Eventually, I wake up to Bellwyn slinging me unceremoniously over her shoulder, carrying me out of the cabin and leaving my half-eaten biscuit in the hammock. I'm a little more upset about the biscuit than the rude awakening, but when she emerges on deck I immediately forget my disappointment. All around us is water, the sun shining off the surface, reflecting and bouncing and waving at us with the soft swell of the waves against the side of the ship. The unique ocean smell is swept over us by the gentle wind keeping us moving forward, and I turn my face into the wind, closing my eyes to relish in the breeze.

Alice's voice wakes me up again. She's got me in her arms, and I peek over her shoulder to see the other humans arguing over something with the captain.
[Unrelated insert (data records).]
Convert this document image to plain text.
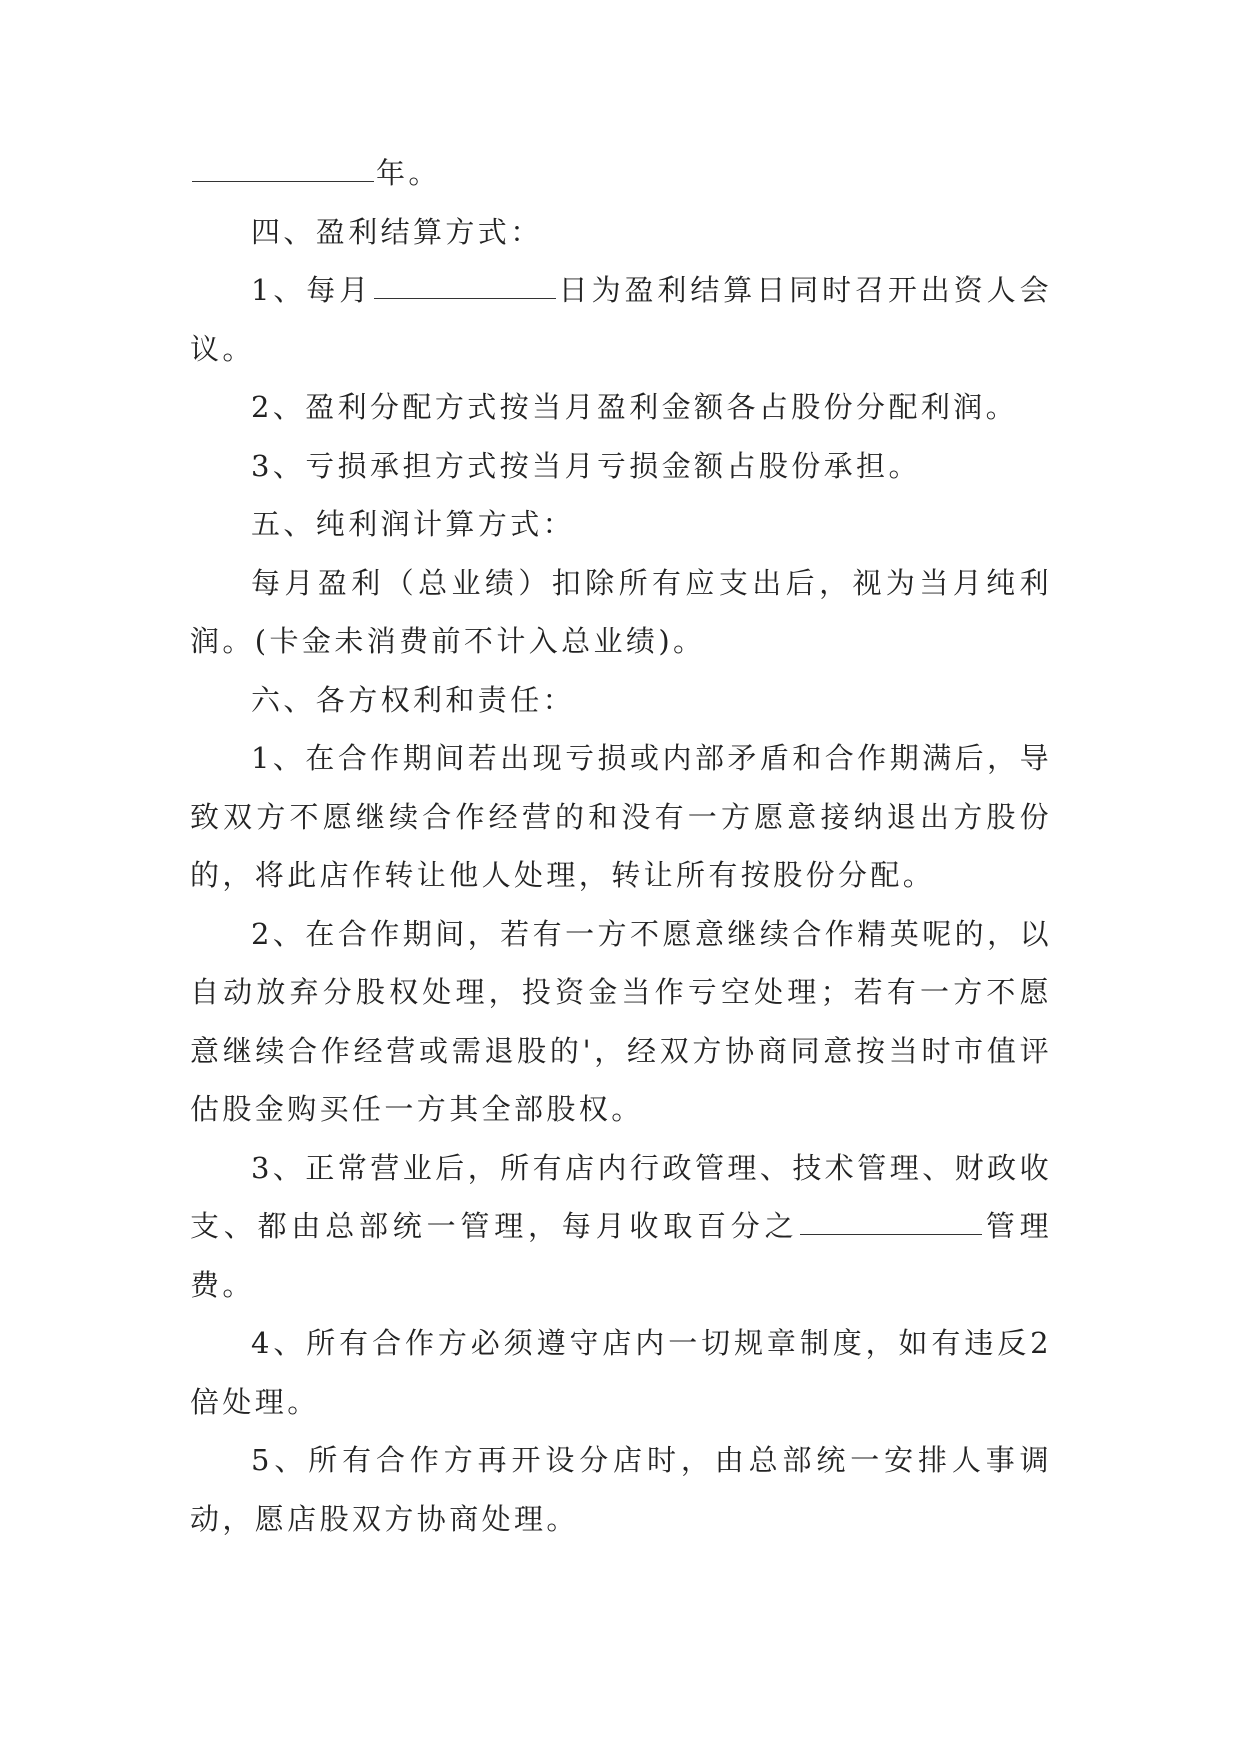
年。

四、盈利结算方式：

1、每月	日为盈利结算日同时召开出资人会议。

2、盈利分配方式按当月盈利金额各占股份分配利润。

3、亏损承担方式按当月亏损金额占股份承担。

五、纯利润计算方式：

每月盈利（总业绩）扣除所有应支出后，视为当月纯利润。(卡金未消费前不计入总业绩)。

六、各方权利和责任：

1、在合作期间若出现亏损或内部矛盾和合作期满后，导致双方不愿继续合作经营的和没有一方愿意接纳退出方股份的，将此店作转让他人处理，转让所有按股份分配。

2、在合作期间，若有一方不愿意继续合作精英呢的，以自动放弃分股权处理，投资金当作亏空处理；若有一方不愿意继续合作经营或需退股的'，经双方协商同意按当时市值评估股金购买任一方其全部股权。

3、正常营业后，所有店内行政管理、技术管理、财政收支、都由总部统一管理，每月收取百分之	管理费。

4、所有合作方必须遵守店内一切规章制度，如有违反2倍处理。

5、所有合作方再开设分店时，由总部统一安排人事调动，愿店股双方协商处理。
Alice has her back turned and is retreating to her cabin, making it hard for me to understand what they're saying, but I can hear what she's whispering to me.

"I don't like this, I don't like this. The captain says the wind isn't strong enough so we have to sit until it comes back but we have to get there soon," she's whispering, her face buried in my cloak, shivering with worry. "He said we can't go on but Mother needs us there soon, she knows we can't be on the ship too long cuz of Bellwyn, but he won't let us."

Bellwyn? What about her? I hadn't noticed anything that morning. It doesn't seem like Alice is going to tell me, either, in her worried whispers as she cradles me in her hammock. The stale biscuit is still sitting in Bellwyn's hammock.